A motorized bicycle doesn't have a vehicle identification number, so it can't be registered, Lamer said. The same holds true for golf carts, which also are illegal on Salina streets, he said. Mopeds have VINs, so they can be registered.
The only devices legally permitted to operate on the street without a tag are pedal-powered bicycles, locomotives and train cars, and electric wheelchairs.
"If it's propelled by human power, rails or is an electric wheelchair. Everything else has to have a tag," Lamer said.
Lamer said there's a safety issue involved with riding a bicycle with a motor on a city street, and that's its speed.
Pedal-powered bicycles can legally be ridden on the street, but if the rider is moving at a speed slower than traffic, the rider is required to ride as close as practical to the curb, Lamer said. He said speed is also what makes motorized bicycles different.
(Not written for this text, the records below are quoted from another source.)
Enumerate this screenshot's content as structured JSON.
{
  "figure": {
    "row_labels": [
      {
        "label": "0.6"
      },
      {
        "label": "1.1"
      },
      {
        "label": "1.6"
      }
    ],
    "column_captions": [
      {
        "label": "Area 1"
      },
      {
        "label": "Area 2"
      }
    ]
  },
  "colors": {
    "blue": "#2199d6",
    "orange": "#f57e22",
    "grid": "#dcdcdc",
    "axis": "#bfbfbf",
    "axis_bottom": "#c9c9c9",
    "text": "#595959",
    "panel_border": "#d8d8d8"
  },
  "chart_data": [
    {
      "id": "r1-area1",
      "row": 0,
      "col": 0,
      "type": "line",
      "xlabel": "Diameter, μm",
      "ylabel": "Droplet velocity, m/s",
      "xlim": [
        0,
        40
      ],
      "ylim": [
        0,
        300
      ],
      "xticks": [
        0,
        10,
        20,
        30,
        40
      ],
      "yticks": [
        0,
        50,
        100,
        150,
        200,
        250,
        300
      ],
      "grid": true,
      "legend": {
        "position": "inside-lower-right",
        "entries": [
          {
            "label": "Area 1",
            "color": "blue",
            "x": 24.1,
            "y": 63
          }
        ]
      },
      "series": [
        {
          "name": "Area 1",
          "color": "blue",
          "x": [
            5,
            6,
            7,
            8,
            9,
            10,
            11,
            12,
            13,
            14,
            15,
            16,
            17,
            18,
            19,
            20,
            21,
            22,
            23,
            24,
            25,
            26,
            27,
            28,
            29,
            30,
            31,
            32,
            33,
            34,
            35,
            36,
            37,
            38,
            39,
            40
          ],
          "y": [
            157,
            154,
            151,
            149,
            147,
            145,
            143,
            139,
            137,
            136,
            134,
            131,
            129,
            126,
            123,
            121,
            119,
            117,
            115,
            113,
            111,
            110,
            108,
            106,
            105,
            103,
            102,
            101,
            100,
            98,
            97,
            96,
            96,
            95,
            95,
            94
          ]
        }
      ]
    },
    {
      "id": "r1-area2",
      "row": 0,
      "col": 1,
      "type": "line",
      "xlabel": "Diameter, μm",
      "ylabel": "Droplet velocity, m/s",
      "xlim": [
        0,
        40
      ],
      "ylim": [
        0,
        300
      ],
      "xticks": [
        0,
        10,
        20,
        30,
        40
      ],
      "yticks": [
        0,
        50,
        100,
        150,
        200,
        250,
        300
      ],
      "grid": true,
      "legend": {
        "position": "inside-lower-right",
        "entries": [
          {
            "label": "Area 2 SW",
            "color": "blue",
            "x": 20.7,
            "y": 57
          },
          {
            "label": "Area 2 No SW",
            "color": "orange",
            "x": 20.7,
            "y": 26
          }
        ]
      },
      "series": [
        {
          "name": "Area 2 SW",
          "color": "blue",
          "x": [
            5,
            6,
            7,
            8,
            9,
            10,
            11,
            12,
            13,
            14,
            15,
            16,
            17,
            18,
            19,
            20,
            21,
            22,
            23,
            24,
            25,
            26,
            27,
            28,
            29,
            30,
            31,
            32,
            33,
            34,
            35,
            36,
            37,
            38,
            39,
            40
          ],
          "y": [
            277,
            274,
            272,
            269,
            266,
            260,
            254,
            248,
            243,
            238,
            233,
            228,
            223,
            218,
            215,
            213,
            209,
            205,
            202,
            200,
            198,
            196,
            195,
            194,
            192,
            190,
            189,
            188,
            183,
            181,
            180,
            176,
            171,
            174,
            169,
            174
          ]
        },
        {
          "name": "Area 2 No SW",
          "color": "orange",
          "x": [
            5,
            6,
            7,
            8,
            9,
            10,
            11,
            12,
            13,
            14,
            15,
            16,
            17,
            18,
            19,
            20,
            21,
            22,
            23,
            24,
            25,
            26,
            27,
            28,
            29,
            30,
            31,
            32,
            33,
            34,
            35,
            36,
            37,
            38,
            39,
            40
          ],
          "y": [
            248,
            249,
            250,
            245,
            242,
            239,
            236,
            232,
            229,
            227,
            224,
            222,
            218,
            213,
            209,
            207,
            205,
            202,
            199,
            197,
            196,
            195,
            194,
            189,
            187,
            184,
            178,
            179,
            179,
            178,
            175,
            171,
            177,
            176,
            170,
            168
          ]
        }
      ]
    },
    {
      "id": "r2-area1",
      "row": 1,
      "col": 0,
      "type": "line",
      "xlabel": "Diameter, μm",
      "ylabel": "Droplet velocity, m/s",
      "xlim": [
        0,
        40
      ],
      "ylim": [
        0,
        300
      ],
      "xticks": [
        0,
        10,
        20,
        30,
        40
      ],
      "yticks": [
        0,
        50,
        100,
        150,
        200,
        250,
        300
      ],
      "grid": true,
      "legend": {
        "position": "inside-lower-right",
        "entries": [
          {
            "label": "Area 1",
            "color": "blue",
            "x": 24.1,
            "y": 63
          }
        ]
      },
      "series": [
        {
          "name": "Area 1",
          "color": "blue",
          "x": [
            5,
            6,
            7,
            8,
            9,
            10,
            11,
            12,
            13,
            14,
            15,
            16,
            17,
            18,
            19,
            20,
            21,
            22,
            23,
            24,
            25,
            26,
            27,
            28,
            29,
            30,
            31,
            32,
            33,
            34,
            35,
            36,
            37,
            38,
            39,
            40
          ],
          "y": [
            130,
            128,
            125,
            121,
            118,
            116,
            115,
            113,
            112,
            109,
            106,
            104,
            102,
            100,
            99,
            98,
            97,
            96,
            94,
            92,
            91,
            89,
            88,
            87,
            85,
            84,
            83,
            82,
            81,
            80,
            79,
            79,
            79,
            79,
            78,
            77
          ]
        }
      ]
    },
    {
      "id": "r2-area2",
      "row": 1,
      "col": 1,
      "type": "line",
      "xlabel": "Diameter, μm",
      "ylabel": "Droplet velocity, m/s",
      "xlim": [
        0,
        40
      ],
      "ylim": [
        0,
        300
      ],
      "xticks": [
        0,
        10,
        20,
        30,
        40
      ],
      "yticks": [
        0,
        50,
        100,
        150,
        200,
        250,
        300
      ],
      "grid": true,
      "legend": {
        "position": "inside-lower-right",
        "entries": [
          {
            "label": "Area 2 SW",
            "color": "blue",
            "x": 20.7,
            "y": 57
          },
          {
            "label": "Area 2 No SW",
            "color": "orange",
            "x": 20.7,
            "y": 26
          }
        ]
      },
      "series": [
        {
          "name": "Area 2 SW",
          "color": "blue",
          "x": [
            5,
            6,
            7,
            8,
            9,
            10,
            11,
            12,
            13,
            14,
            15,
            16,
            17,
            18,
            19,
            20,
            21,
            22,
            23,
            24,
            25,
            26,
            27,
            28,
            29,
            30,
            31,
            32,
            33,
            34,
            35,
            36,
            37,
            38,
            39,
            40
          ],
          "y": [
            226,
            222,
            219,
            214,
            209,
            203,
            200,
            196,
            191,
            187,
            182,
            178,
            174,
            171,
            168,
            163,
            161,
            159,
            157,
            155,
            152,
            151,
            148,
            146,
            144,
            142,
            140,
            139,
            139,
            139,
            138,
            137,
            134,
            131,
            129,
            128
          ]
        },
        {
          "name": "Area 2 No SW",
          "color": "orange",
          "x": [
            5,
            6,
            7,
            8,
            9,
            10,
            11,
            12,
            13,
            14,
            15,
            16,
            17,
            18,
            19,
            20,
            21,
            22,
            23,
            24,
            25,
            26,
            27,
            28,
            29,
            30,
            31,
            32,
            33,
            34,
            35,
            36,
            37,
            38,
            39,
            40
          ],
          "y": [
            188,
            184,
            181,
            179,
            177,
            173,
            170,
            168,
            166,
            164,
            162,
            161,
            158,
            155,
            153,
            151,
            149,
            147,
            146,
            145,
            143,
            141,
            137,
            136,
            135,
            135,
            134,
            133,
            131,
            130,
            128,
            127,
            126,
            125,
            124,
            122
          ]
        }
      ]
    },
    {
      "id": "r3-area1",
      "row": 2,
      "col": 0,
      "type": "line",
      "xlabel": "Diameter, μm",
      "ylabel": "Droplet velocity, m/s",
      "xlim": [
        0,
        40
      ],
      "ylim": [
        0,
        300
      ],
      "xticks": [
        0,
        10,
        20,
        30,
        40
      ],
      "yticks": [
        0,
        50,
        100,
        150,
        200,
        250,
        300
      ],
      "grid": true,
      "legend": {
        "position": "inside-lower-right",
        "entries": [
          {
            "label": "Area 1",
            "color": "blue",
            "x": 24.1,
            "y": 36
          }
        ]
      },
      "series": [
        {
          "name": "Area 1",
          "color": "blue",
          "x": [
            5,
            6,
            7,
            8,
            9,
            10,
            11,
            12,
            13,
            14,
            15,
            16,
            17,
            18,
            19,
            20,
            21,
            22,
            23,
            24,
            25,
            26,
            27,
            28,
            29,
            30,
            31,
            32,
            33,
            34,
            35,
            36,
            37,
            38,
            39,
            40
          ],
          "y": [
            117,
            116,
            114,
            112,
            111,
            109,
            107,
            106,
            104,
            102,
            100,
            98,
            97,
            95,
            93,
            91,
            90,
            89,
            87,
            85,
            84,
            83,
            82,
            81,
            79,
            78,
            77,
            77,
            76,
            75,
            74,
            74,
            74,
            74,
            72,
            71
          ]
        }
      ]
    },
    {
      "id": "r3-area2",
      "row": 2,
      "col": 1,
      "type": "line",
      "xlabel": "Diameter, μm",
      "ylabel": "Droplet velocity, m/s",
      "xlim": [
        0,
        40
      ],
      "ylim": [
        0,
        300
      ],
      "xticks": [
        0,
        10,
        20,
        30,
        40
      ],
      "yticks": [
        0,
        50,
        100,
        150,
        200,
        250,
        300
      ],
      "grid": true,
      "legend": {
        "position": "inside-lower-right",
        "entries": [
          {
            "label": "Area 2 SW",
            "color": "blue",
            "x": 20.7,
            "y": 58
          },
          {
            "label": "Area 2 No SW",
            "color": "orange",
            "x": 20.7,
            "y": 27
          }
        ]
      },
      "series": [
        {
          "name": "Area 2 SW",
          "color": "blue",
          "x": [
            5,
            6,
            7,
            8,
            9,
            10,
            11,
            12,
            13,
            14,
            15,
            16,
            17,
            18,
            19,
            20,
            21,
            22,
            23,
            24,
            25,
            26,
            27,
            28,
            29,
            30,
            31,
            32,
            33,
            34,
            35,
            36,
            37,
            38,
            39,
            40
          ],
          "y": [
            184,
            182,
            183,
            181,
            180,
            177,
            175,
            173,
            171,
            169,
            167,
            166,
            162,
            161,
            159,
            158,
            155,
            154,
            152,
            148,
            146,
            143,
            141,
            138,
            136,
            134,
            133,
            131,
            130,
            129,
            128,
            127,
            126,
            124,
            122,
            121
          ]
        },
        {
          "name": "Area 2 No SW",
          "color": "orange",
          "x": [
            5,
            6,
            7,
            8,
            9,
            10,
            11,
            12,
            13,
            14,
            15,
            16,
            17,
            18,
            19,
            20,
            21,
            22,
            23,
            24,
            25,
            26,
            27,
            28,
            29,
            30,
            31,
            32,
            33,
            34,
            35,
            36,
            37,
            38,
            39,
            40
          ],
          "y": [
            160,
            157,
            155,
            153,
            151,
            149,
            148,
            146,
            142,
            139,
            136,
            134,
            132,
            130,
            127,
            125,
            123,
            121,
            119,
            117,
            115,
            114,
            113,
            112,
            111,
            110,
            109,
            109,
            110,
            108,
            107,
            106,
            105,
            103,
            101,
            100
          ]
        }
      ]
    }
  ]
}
"Legally you can ride a bicycle on the street, but not motoring in with cars at 30 miles an hour like a motorcycle," Lamer said.
Arizona passed a law a few years ago that says riders who attach motors no larger than 49 cubic centimeters to their bicycles don't need a driver's license, insurance or registration and can travel in bicycle lanes, but can't drive faster than 20 miles an hour.
Rodenbeek said he'd like to see a similar law passed in Kansas.
"I'm hoping that if we get this out there, someone will help us," he said.
He said that with the conversion kit in hand, it only takes about a half-hour for someone to motorize a bike. Modification kits generally cost from $200 to $250.
"There's no reason for me to be driving my truck, which gets about 8 miles a gallon, when all I've got to do is go to work and come back," he said.
Aaron Wendt, one of Rodenbeek's friends, who works for an auto electrical wiring business, has been riding his motorized bicycle to work. He thinks the law prohibiting motorized bikes on city streets is unfair.
"Everybody's trying to go green now, and we're trying our best," he said.